Pim-1 is an oncogene-encoded serine/threonine kinase. Originally identified in Maloney murine leukaemia, it is involved in several cellular functions associated with survival an proliferation which confers a selective advantage during tumorigenesis [1,2]. Given this implication, it has been used as a cancer drug target .
IYZ and LY2 are two bioactive inhibitors of Pim-1. The main described interactions between the protein and these molecules are hydrophobic. This can be appreciated in the reference molecule in the picture below (blue residues: Lys67, Asp186, Val52, Ile185, Leu44, Phe49, Leu174, Ala65), which also shows one hydrogen bond interaction (orange residue: Lys67).
Tools using hydrophobic parameters derived from solvation models, such as a quantum mechanical (QM) version of the MST continuum method used in PharmScreen, favours this type of ligand-target interactions.
The similarity-property principle suggests that analogous compounds will likely share similar biological properties. Indeed, defining the adequate properties that define the biological interactions are fundamental to explore similarity studies. In this case, hydrophobicity is an essential interaction to be considered when a ligand-based drug design process is performed.
In order to verify it, we have aligned IYZ against LY2 using both traditional interaction fields and PharmScreen´s hydrophobic interaction fields and the results have been compared with the crystal structure.

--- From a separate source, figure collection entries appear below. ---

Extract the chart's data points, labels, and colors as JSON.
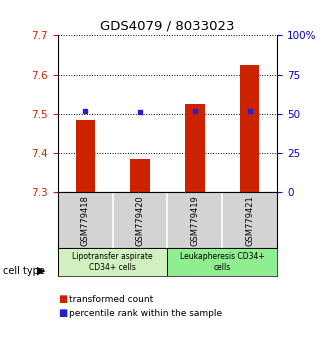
{
  "title": "GDS4079 / 8033023",
  "samples": [
    "GSM779418",
    "GSM779420",
    "GSM779419",
    "GSM779421"
  ],
  "transformed_counts": [
    7.485,
    7.385,
    7.525,
    7.625
  ],
  "percentile_ranks": [
    52,
    51,
    52,
    52
  ],
  "ylim_left": [
    7.3,
    7.7
  ],
  "ylim_right": [
    0,
    100
  ],
  "yticks_left": [
    7.3,
    7.4,
    7.5,
    7.6,
    7.7
  ],
  "yticks_right": [
    0,
    25,
    50,
    75,
    100
  ],
  "bar_color": "#cc2200",
  "dot_color": "#2222cc",
  "bar_width": 0.35,
  "groups": [
    {
      "label": "Lipotransfer aspirate\nCD34+ cells",
      "samples": [
        0,
        1
      ],
      "color": "#d0f0c0"
    },
    {
      "label": "Leukapheresis CD34+\ncells",
      "samples": [
        2,
        3
      ],
      "color": "#90ee90"
    }
  ],
  "cell_type_label": "cell type",
  "legend_bar_label": "transformed count",
  "legend_dot_label": "percentile rank within the sample",
  "background_color": "#ffffff",
  "tick_color_left": "#cc2200",
  "tick_color_right": "#0000cc"
}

The picture below shows the alignment of both approaches with respect to the reference molecule in purple.When comparing this with the crystallized molecule, the alignment performed considering traditional interaction fields misses the correct pose of the molecule, while PharmScreen is able to find the bioactive overlay using hydrophobic interaction fields, as shown in the picture below.

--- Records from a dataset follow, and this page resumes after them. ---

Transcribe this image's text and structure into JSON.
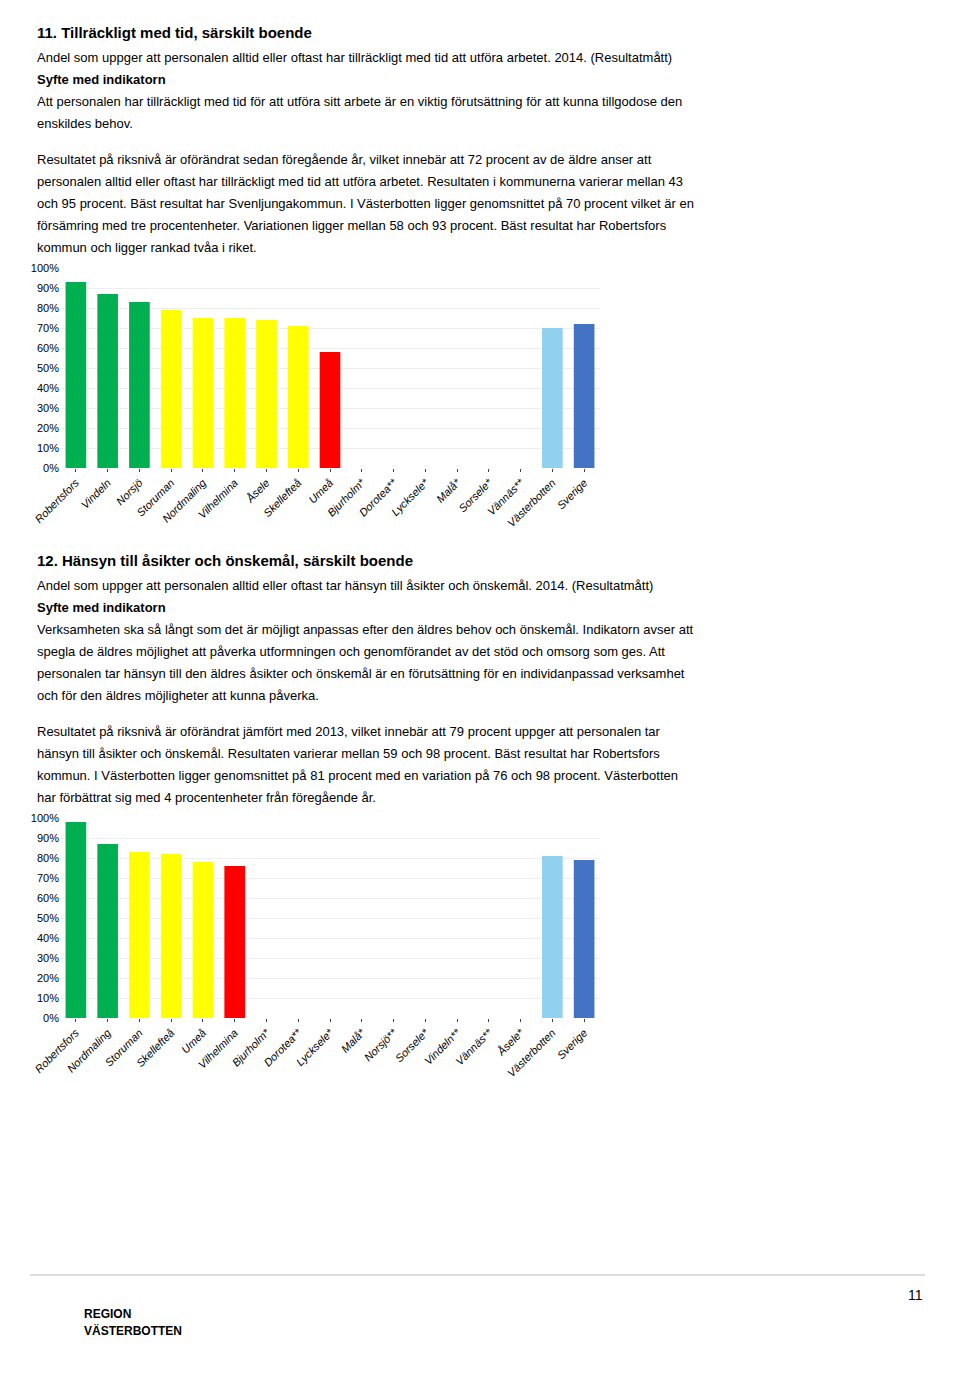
{
  "chart_data": [
    {
      "type": "bar",
      "title": "11. Tillräckligt med tid, särskilt boende",
      "subtitle": "Andel som uppger att personalen alltid eller oftast har tillräckligt med tid att utföra arbetet. 2014. (Resultatmått)",
      "annotations": [
        "Syfte med indikatorn",
        "Att personalen har tillräckligt med tid för att utföra sitt arbete är en viktig förutsättning för att kunna tillgodose den",
        "enskildes behov.",
        "Resultatet på riksnivå är oförändrat sedan föregående år, vilket innebär att 72 procent av de äldre anser att",
        "personalen alltid eller oftast har tillräckligt med tid att utföra arbetet. Resultaten i kommunerna varierar mellan 43",
        "och 95 procent. Bäst resultat har Svenljungakommun. I Västerbotten ligger genomsnittet på 70 procent vilket är en",
        "försämring med tre procentenheter. Variationen ligger mellan 58 och 93 procent. Bäst resultat har Robertsfors",
        "kommun och ligger rankad tvåa i riket."
      ],
      "categories": [
        "Robertsfors",
        "Vindeln",
        "Norsjö",
        "Storuman",
        "Nordmaling",
        "Vilhelmina",
        "Åsele",
        "Skellefteå",
        "Umeå",
        "Bjurholm*",
        "Dorotea**",
        "Lycksele*",
        "Malå*",
        "Sorsele*",
        "Vännäs**",
        "Västerbotten",
        "Sverige"
      ],
      "values": [
        93,
        87,
        83,
        79,
        75,
        75,
        74,
        71,
        58,
        null,
        null,
        null,
        null,
        null,
        null,
        70,
        72
      ],
      "colors": [
        "#00b050",
        "#00b050",
        "#00b050",
        "#ffff00",
        "#ffff00",
        "#ffff00",
        "#ffff00",
        "#ffff00",
        "#ff0000",
        "#c0c0c0",
        "#c0c0c0",
        "#c0c0c0",
        "#c0c0c0",
        "#c0c0c0",
        "#c0c0c0",
        "#92d0f0",
        "#4472c4"
      ],
      "ylim": [
        0,
        100
      ],
      "yticks": [
        {
          "value": 0,
          "label": "0%"
        },
        {
          "value": 10,
          "label": "10%"
        },
        {
          "value": 20,
          "label": "20%"
        },
        {
          "value": 30,
          "label": "30%"
        },
        {
          "value": 40,
          "label": "40%"
        },
        {
          "value": 50,
          "label": "50%"
        },
        {
          "value": 60,
          "label": "60%"
        },
        {
          "value": 70,
          "label": "70%"
        },
        {
          "value": 80,
          "label": "80%"
        },
        {
          "value": 90,
          "label": "90%"
        },
        {
          "value": 100,
          "label": "100%"
        }
      ],
      "grid": true
    },
    {
      "type": "bar",
      "title": "12. Hänsyn till åsikter och önskemål, särskilt boende",
      "subtitle": "Andel som uppger att personalen alltid eller oftast tar hänsyn till åsikter och önskemål. 2014. (Resultatmått)",
      "annotations": [
        "Syfte med indikatorn",
        "Verksamheten ska så långt som det är möjligt anpassas efter den äldres behov och önskemål. Indikatorn avser att",
        "spegla de äldres möjlighet att påverka utformningen och genomförandet av det stöd och omsorg som ges. Att",
        "personalen tar hänsyn till den äldres åsikter och önskemål är en förutsättning för en individanpassad verksamhet",
        "och för den äldres möjligheter att kunna påverka.",
        "Resultatet på riksnivå är oförändrat jämfört med 2013, vilket innebär att 79 procent uppger att personalen tar",
        "hänsyn till åsikter och önskemål. Resultaten varierar mellan 59 och 98 procent. Bäst resultat har Robertsfors",
        "kommun. I Västerbotten ligger genomsnittet på 81 procent med en variation på 76 och 98 procent. Västerbotten",
        "har förbättrat sig med 4 procentenheter från föregående år.",
        "11",
        "REGION",
        "VÄSTERBOTTEN"
      ],
      "categories": [
        "Robertsfors",
        "Nordmaling",
        "Storuman",
        "Skellefteå",
        "Umeå",
        "Vilhelmina",
        "Bjurholm*",
        "Dorotea**",
        "Lycksele*",
        "Malå*",
        "Norsjö**",
        "Sorsele*",
        "Vindeln**",
        "Vännäs**",
        "Åsele*",
        "Västerbotten",
        "Sverige"
      ],
      "values": [
        98,
        87,
        83,
        82,
        78,
        76,
        null,
        null,
        null,
        null,
        null,
        null,
        null,
        null,
        null,
        81,
        79
      ],
      "colors": [
        "#00b050",
        "#00b050",
        "#ffff00",
        "#ffff00",
        "#ffff00",
        "#ff0000",
        "#c0c0c0",
        "#c0c0c0",
        "#c0c0c0",
        "#c0c0c0",
        "#c0c0c0",
        "#c0c0c0",
        "#c0c0c0",
        "#c0c0c0",
        "#c0c0c0",
        "#92d0f0",
        "#4472c4"
      ],
      "ylim": [
        0,
        100
      ],
      "yticks": [
        {
          "value": 0,
          "label": "0%"
        },
        {
          "value": 10,
          "label": "10%"
        },
        {
          "value": 20,
          "label": "20%"
        },
        {
          "value": 30,
          "label": "30%"
        },
        {
          "value": 40,
          "label": "40%"
        },
        {
          "value": 50,
          "label": "50%"
        },
        {
          "value": 60,
          "label": "60%"
        },
        {
          "value": 70,
          "label": "70%"
        },
        {
          "value": 80,
          "label": "80%"
        },
        {
          "value": 90,
          "label": "90%"
        },
        {
          "value": 100,
          "label": "100%"
        }
      ],
      "grid": true
    }
  ]
}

Hence, when searching for new potential hits in ligand-based in-silico approaches, it is crucial to use models for molecular alignment and similarity that use hydrophobic properties in situations in which hydrophobicity dominates the interaction between a ligand and a protein, as the one shown in this example.

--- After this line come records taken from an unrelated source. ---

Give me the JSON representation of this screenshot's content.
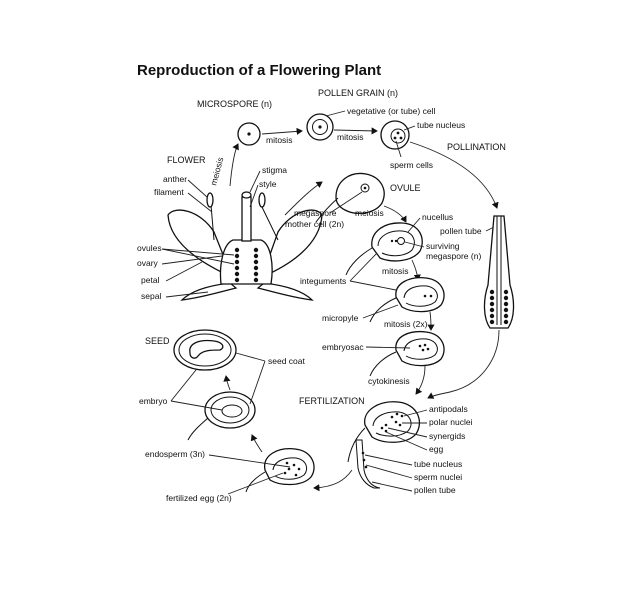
{
  "title": "Reproduction of a Flowering Plant",
  "stages": {
    "microspore": "MICROSPORE (n)",
    "pollen_grain": "POLLEN GRAIN (n)",
    "pollination": "POLLINATION",
    "flower": "FLOWER",
    "ovule": "OVULE",
    "seed": "SEED",
    "fertilization": "FERTILIZATION"
  },
  "labels": {
    "mitosis_a": "mitosis",
    "mitosis_b": "mitosis",
    "vegetative_cell": "vegetative (or tube) cell",
    "tube_nucleus_top": "tube nucleus",
    "sperm_cells": "sperm cells",
    "meiosis_vertical": "meiosis",
    "anther": "anther",
    "filament": "filament",
    "stigma": "stigma",
    "style": "style",
    "ovules": "ovules",
    "ovary": "ovary",
    "petal": "petal",
    "sepal": "sepal",
    "megaspore_mother_cell_1": "megaspore",
    "megaspore_mother_cell_2": "mother cell (2n)",
    "meiosis_ovule": "meiosis",
    "nucellus": "nucellus",
    "pollen_tube_right": "pollen tube",
    "surviving_megaspore_1": "surviving",
    "surviving_megaspore_2": "megaspore (n)",
    "integuments": "integuments",
    "mitosis_ovule": "mitosis",
    "micropyle": "micropyle",
    "mitosis_2x": "mitosis (2x)",
    "embryosac": "embryosac",
    "cytokinesis": "cytokinesis",
    "seed_coat": "seed coat",
    "embryo": "embryo",
    "endosperm": "endosperm (3n)",
    "fertilized_egg": "fertilized egg (2n)",
    "antipodals": "antipodals",
    "polar_nuclei": "polar nuclei",
    "synergids": "synergids",
    "egg": "egg",
    "tube_nucleus_bottom": "tube nucleus",
    "sperm_nuclei": "sperm nuclei",
    "pollen_tube_bottom": "pollen tube"
  }
}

 C. J. Saris, J. Domen, and A. Berns, “The pim-1 oncogene encodes two related protein-serine/threonine kinases by alternative initiation at AUG and CUG.,” EMBO J., vol. 10, no. 3, pp. 655–64, Mar. 1991.
 J. J. Gu, Z. Wang, R. Reeves, and N. S. Magnuson, “PIM1 phosphorylates and negatively regulates ASK1-mediated apoptosis.,” Oncogene, vol. 28, no. 48, pp. 4261–71, Dec. 2009.
 Y. Tursynbay, J. Zhang, Z. Li, T. Tokay, Z. Zhumadilov, D. Wu, and Y. Xie, “Pim-1 kinase as cancer drug target: An update.,” Biomed. reports, vol. 4, no. 2, pp. 140–146, Feb. 2016.